È questa l’imbarazzante e perdurante incoerenza che inficia la credibilità di ogni proclama occidentale sui diritti umani, specie agli occhi di un popolo smaliziato e colto, al punto da non voler più traviare i propri sogni verso una nuova, traumatica rivoluzione (non era nemmeno ciò che chiedevano gli studenti scesi in piazza all’indomani della rielezione di Ahmadinejad nel 2009, repressi con rara brutalità): molti preferirebbero oggi riforme atte a uscire dalle secche di una società ingessata. Dopo la recente morte dell’ex presidente Rafsanjani, è ora giunto a capo del potente Consiglio per il Discernimento – che ha funzione consultiva e censoria – l’ayatollah Shahroudi, un iracheno di Kerbala (questo è un segnale dell’attenzione dell’Iran per il nuovo Iraq ormai guidato dagli sciiti), allievo di Khomeini e maestro di Nasrallah: un uomo contrario alla lapidazione delle adultere ma favorevole al controllo dei media e della rete. Così, gli iraniani faticano sempre più a illudersi che a cambiare le cose possano essere i medesimi rappresentanti superstiti di un regime che negli anni ha progressivamente e violentemente epurato chiunque sembrasse dissentire dal leader: dai rivoluzionari di orientamento comunista del Toudeh ai presidenti riformatori Moussavi e Khatami, fino all’ayatollah Montazeri, erede designato di Khomeini fino al momento in cui nel 1989 decise di dissociarsi da alcune delle brutalità del regime.

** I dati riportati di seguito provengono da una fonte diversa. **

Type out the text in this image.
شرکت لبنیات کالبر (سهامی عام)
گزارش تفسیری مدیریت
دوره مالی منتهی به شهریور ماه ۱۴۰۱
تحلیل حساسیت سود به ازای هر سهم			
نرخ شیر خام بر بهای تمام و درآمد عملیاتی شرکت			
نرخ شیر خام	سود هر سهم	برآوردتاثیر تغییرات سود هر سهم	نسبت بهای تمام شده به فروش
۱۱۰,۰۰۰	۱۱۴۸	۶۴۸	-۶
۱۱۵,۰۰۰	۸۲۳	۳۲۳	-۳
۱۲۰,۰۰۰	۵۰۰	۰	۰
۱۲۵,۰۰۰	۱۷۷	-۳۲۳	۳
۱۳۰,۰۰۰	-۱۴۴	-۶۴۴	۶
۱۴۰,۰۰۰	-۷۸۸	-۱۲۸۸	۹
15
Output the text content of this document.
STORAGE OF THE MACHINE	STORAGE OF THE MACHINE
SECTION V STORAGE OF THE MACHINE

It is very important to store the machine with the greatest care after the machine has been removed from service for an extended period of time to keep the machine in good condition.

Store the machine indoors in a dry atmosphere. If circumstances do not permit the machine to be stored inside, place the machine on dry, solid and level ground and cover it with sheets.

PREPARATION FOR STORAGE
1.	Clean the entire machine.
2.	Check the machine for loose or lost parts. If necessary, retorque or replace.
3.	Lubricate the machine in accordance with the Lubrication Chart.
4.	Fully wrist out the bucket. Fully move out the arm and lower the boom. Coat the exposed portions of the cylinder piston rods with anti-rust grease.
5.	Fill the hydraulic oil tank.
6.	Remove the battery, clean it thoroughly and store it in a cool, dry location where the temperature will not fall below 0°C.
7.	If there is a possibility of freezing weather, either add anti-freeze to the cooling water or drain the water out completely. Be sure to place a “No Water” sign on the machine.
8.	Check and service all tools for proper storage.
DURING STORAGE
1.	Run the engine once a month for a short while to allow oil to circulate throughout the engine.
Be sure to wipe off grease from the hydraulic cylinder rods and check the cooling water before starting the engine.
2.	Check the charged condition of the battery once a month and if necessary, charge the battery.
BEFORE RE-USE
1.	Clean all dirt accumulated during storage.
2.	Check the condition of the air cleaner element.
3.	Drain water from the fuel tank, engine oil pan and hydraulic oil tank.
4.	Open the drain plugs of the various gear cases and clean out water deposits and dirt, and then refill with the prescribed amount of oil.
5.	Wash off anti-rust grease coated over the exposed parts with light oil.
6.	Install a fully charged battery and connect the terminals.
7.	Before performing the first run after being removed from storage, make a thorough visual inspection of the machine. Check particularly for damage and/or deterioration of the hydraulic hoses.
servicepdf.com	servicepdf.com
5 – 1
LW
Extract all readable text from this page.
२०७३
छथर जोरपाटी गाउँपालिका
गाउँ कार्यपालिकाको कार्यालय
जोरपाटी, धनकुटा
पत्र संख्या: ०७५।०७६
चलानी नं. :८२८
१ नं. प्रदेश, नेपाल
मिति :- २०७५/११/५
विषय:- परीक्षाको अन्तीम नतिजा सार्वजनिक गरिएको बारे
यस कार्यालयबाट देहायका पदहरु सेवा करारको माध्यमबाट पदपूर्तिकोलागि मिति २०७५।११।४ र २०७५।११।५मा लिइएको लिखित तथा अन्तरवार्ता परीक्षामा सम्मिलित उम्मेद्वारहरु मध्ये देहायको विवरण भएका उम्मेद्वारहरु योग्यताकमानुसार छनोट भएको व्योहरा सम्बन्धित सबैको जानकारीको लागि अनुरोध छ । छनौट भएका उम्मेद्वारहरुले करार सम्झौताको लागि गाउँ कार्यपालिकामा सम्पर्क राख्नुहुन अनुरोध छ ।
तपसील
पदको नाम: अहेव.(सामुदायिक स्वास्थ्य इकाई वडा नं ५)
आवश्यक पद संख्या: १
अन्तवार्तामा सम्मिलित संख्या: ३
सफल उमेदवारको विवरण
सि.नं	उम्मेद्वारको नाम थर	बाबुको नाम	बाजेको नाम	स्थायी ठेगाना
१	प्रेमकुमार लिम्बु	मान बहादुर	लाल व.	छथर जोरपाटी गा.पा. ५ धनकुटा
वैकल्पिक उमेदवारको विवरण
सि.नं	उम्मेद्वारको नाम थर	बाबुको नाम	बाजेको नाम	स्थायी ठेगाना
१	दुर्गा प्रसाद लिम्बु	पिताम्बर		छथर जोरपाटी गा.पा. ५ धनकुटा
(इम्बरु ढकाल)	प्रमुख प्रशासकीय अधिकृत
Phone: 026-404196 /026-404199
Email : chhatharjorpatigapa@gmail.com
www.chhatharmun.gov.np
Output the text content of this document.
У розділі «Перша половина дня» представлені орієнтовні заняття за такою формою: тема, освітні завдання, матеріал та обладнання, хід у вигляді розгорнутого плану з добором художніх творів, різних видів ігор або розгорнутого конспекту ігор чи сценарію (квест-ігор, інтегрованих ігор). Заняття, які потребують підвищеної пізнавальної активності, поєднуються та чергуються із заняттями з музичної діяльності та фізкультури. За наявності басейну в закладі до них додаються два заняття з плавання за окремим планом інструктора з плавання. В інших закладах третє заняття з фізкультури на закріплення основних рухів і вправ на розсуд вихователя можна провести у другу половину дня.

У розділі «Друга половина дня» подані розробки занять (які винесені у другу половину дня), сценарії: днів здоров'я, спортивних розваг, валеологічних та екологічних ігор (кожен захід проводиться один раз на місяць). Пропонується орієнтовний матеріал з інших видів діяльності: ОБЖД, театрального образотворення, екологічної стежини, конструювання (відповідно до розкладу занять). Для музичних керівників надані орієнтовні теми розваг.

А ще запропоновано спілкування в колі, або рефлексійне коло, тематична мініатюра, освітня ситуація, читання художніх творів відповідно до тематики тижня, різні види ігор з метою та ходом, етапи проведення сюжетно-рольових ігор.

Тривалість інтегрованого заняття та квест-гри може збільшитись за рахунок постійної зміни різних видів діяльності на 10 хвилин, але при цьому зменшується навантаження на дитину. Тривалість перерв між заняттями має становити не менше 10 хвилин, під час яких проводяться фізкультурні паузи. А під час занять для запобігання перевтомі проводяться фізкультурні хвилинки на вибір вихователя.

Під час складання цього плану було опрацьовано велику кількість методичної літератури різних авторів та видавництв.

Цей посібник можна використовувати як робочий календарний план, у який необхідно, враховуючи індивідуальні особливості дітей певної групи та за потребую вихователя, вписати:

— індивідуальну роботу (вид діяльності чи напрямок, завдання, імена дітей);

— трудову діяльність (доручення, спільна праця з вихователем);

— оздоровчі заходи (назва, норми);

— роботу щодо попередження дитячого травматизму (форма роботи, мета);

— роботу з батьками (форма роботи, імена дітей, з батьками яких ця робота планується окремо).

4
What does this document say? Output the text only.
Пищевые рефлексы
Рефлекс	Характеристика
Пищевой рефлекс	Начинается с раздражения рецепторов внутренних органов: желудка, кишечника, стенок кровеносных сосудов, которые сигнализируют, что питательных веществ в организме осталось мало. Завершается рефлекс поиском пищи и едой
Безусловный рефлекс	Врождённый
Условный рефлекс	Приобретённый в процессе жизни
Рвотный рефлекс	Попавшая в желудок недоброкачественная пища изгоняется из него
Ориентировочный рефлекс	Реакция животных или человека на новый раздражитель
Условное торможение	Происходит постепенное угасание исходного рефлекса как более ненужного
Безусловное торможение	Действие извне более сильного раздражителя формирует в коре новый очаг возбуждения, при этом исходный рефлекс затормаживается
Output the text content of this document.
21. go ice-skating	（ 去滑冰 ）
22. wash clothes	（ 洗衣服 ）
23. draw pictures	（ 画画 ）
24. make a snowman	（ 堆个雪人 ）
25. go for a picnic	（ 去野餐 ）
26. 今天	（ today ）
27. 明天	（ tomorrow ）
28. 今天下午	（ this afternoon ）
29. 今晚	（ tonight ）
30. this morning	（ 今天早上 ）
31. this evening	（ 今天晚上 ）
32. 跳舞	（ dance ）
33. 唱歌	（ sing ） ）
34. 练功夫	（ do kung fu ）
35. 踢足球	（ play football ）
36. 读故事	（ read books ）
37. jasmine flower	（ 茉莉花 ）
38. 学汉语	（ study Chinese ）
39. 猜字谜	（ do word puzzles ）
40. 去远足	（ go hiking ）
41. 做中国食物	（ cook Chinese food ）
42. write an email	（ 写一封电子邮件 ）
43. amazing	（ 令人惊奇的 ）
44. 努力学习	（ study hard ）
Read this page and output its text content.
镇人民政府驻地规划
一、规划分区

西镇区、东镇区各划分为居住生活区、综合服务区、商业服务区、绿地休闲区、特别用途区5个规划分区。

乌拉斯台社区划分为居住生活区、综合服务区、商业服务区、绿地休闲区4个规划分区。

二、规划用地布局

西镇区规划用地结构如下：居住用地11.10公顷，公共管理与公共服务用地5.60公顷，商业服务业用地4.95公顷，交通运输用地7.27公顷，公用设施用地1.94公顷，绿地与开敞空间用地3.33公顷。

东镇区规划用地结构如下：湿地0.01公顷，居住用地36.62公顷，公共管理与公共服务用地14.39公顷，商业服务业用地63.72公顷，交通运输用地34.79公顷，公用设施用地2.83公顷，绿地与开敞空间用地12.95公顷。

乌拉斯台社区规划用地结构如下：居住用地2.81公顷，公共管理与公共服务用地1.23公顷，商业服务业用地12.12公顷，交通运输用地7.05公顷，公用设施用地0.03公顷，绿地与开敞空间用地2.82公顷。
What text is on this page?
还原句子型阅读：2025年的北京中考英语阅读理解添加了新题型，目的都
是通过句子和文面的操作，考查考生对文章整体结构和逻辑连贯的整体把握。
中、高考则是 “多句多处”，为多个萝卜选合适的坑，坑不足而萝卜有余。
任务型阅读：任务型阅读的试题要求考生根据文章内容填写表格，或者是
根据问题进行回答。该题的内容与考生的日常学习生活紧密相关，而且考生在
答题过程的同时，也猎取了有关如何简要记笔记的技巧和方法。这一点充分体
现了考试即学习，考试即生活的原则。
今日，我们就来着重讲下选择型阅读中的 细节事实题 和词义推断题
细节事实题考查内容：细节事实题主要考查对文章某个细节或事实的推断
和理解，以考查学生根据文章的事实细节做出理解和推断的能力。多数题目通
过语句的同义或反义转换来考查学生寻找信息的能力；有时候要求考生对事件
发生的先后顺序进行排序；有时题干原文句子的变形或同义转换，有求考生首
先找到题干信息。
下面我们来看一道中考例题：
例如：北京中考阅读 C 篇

Nei primi anni ‘80, prima che cadesse in disgrazia, la foto di Montazeri iniziò a comparire ovunque accanto a quella, già ubiqua, di Khomeini. Oggi in quella stessa posizione, nelle botteghe dei barbieri come sui frontoni delle moschee, c’è l’icona dell’opaco ayatollah Khamenei, il vero successore del defunto leader: viene da pensare che forse solo con la morte di Khamenei, e con la fine di quella disgraziata generazione, si apriranno spazi per ripensare uno Stato che ha raggiunto un tasso d’ipocrisia incompatibile coi valori dei suoi veri progenitori (per Zoroastro, la Verità è il principio positivo fondamentale). Nell’attesa che qualcosa cambi (“in Iran sembra sempre debba cambiare tutto, ma non cambia mai niente”, disse una volta Romano Prodi, che il Paese lo conosce a fondo), il lettore italiano che voglia farsi strada fra tante contraddizioni ha a tiro un libretto eccellente e troppo poco noto, scritto dal più esperto dei nostri corrispondenti in loco: L’Iran oltre l’Iran di Alberto Zanconato (Castelvecchi 2016).